Having forged relationships with local artisans, Brooklyn artist Alexander Gorlizki infuses a playful, cultural perspective onto a variety of media, from textiles and video to sculptures, paintings and digital embroidery for Variable Dimensions, which runs through March 20 at the Crow Collection of Asian Art. The exhibition seamlessly blends elements of sacred geometry, biomorphic symbolism and themes commonly found in the Islamic arts to defy artistic and cultural boundaries. Best of all, the Crow Collection is always free.
Also ending March 20 is the Dallas Museum of Art's Jackson Pollock: Blind Spots; and because of the exhibition's popularity, the museum has extended its weekend hours until 8 pm. There's a curated selection of merchandise created exclusively for Blind Spots, from nail polish to tableware. (We don't always recommend hitting up gift shops, but when we do it's probably something you'll rarely find anywhere else.)
Across the street from the Crow Collection, Belgian light artist Ann Veronica Janssens makes her first solo exhibition debut in the U.S. at the Nasher Sculpture Center, on view at the esteemed Dallas Arts District museum through April 17. Using spotlights, projections, fog and a little scientific research, Janssens creates interactive environments that “heighten viewers’ perceptions of themselves and their surroundings.” Exhibiting minimalist qualities and those reminiscent of the California Light and Space movements of the 1960s and 70s, Janssens’ sculptural installations provokes visitors into “situations of dazzlement,” as well as “feelings that can bring us to threshold states of altered consciousness.”
Remember that famous painting, "Girl With A Pearl Earring" by Johannes Vermeer? Another work by the Dutch artist, who only created about 50 paintings in his short lifetime, is the focal point of another exhibition at the Dallas Museum of Art —Vermeer Suite: Music in 17th-Century Dutch Painting—through Aug. 21. This small collection of paintings that demonstrate how music and song were incorporated into daily life and Dutch culture, and give insight into the lives and techniques of these 17th-century artists.
For the fashion-forward set, Decadence: Fashions from the 1920s (through Feb. 28) at the Galleria Dallas offers nostalgic couture and accessories from the bygone Gatsby era. Flapper dresses, Fortuny gowns and avant-garde jewelry populate this unique exhibition, which illuminates the influence of the designers who styled an iconic decade and paved the way for today's favorite fashion houses and fashionistas. Curated by Ken Weber of Dallas' legendary designer consignment boutique, Vintage Martini, the exhibition sets the mood with 1920s jazz music and a glamorous selection of art deco accessories and vintage couture.

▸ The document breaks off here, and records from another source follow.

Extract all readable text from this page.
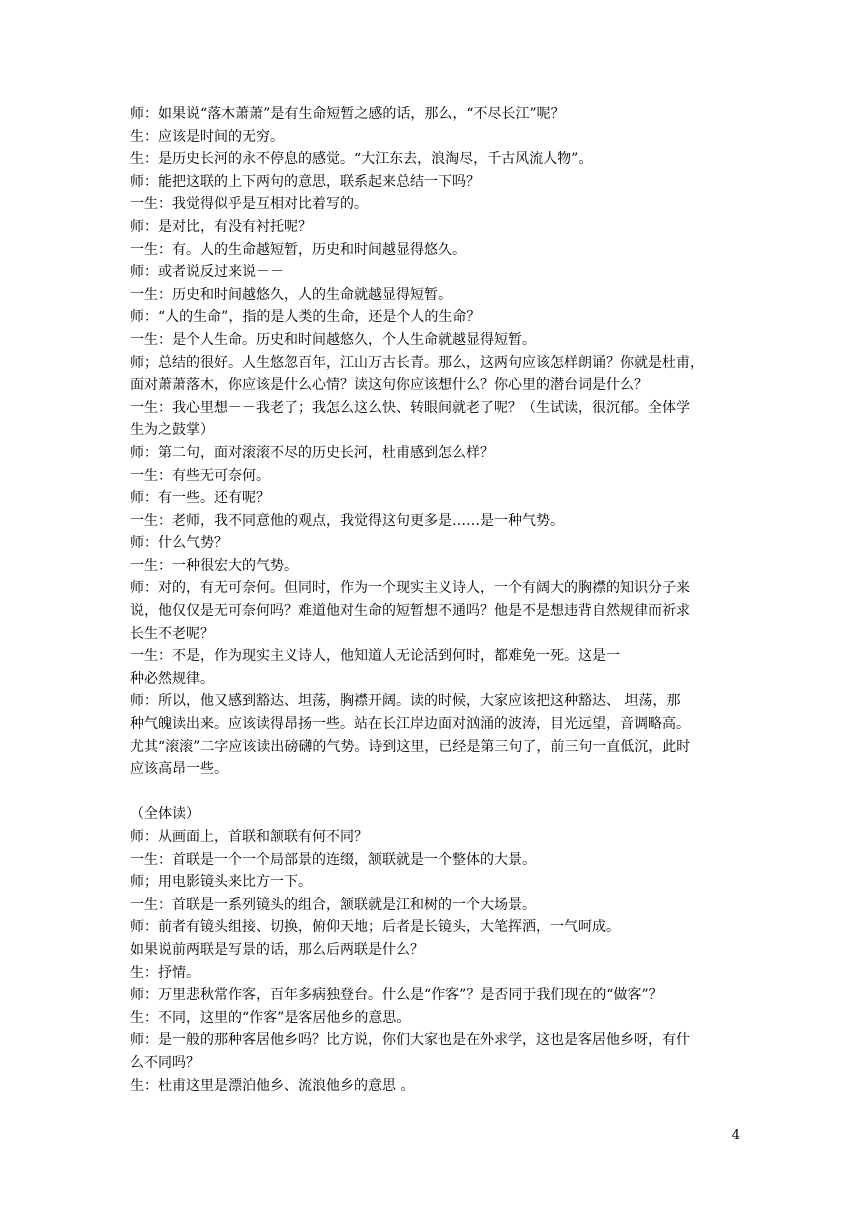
师：如果说“落木萧萧”是有生命短暂之感的话，那么，“不尽长江”呢？
生：应该是时间的无穷。
生：是历史长河的永不停息的感觉。“大江东去，浪淘尽，千古风流人物”。
师：能把这联的上下两句的意思，联系起来总结一下吗？
一生：我觉得似乎是互相对比着写的。
师：是对比，有没有衬托呢？
一生：有。人的生命越短暂，历史和时间越显得悠久。
师：或者说反过来说－－
一生：历史和时间越悠久，人的生命就越显得短暂。
师：“人的生命”，指的是人类的生命，还是个人的生命？
一生：是个人生命。历史和时间越悠久，个人生命就越显得短暂。
师；总结的很好。人生悠忽百年，江山万古长青。那么，这两句应该怎样朗诵？你就是杜甫，
面对萧萧落木，你应该是什么心情？读这句你应该想什么？你心里的潜台词是什么？
一生：我心里想－－我老了；我怎么这么快、转眼间就老了呢？（生试读，很沉郁。全体学
生为之鼓掌）
师：第二句，面对滚滚不尽的历史长河，杜甫感到怎么样？
一生：有些无可奈何。
师：有一些。还有呢？
一生：老师，我不同意他的观点，我觉得这句更多是……是一种气势。
师：什么气势？
一生：一种很宏大的气势。
师：对的，有无可奈何。但同时，作为一个现实主义诗人，一个有阔大的胸襟的知识分子来
说，他仅仅是无可奈何吗？难道他对生命的短暂想不通吗？他是不是想违背自然规律而祈求
长生不老呢？
一生：不是，作为现实主义诗人，他知道人无论活到何时，都难免一死。这是一
种必然规律。
师：所以，他又感到豁达、坦荡，胸襟开阔。读的时候，大家应该把这种豁达、 坦荡，那
种气魄读出来。应该读得昂扬一些。站在长江岸边面对汹涌的波涛，目光远望，音调略高。
尤其“滚滚”二字应该读出磅礴的气势。诗到这里，已经是第三句了，前三句一直低沉，此时
应该高昂一些。
（全体读）
师：从画面上，首联和颔联有何不同？
一生：首联是一个一个局部景的连缀，颔联就是一个整体的大景。
师；用电影镜头来比方一下。
一生：首联是一系列镜头的组合，颔联就是江和树的一个大场景。
师：前者有镜头组接、切换，俯仰天地；后者是长镜头，大笔挥洒，一气呵成。
如果说前两联是写景的话，那么后两联是什么？
生：抒情。
师：万里悲秋常作客，百年多病独登台。什么是“作客”？是否同于我们现在的“做客”？
生：不同，这里的“作客”是客居他乡的意思。
师：是一般的那种客居他乡吗？比方说，你们大家也是在外求学，这也是客居他乡呀，有什
么不同吗？
生：杜甫这里是漂泊他乡、流浪他乡的意思 。
4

A multifaceted exhibition of literature, film production and 19th- century Western art, Lonesome Dove: The Art of Story at the Sid Richardson Museum illuminates the historical context and inspiration behind Larry McMurtry’s Pulitzer Prize-winning novel and the 1989 miniseries (starring Robert Duvall and Tommy Lee Jones) that followed. Featuring a collection of iconic works by Frederic Remington and Charles M. Russell, as well as production memorabilia and the final pages from McMurtry’s annotated manuscript, the exhibition also serves as the starting point for The Lonesome Dove Reunion and Trail, a citywide extension of the exhibition.
Contemporary and pop art enthusiasts will enjoy Level Gallery's The Art of the Pop Portrait, on display through April. Juxtaposing pop art-style portraits by Jim Evans and Richard Duardo from the mid- to late-1980s, and sculptural as well as functional art pieces by artist/furniture designer Dakota Pratt, the exhibit is a delightful display of the next generation of pop art alongside iconic figures from the past, including Frank Sinatra, Madonna, Marilyn Monroe and the king of pop art himself, Andy Warhol himself. We dare you to take a spin on the gigantic bottlecap-covered banana. Trust us, you'll just have to see this one in person.
Finally, fans of Surrealist master Salvador Dali should hurry to Fort Worth's Milan Gallery for Salvador Dali: The Argillet Collection (through Feb. 28). Additionally, Southern Methodist University's Meadows Museum presents Salvador Dali: An Early Surrealist Masterpiece surrounding its recent acquisition of "L'homme Poisson" (1930), an early Dali masterpiece that incorporates many of the artist's signature elements (such as the timepiece) that defined his Surrealist style.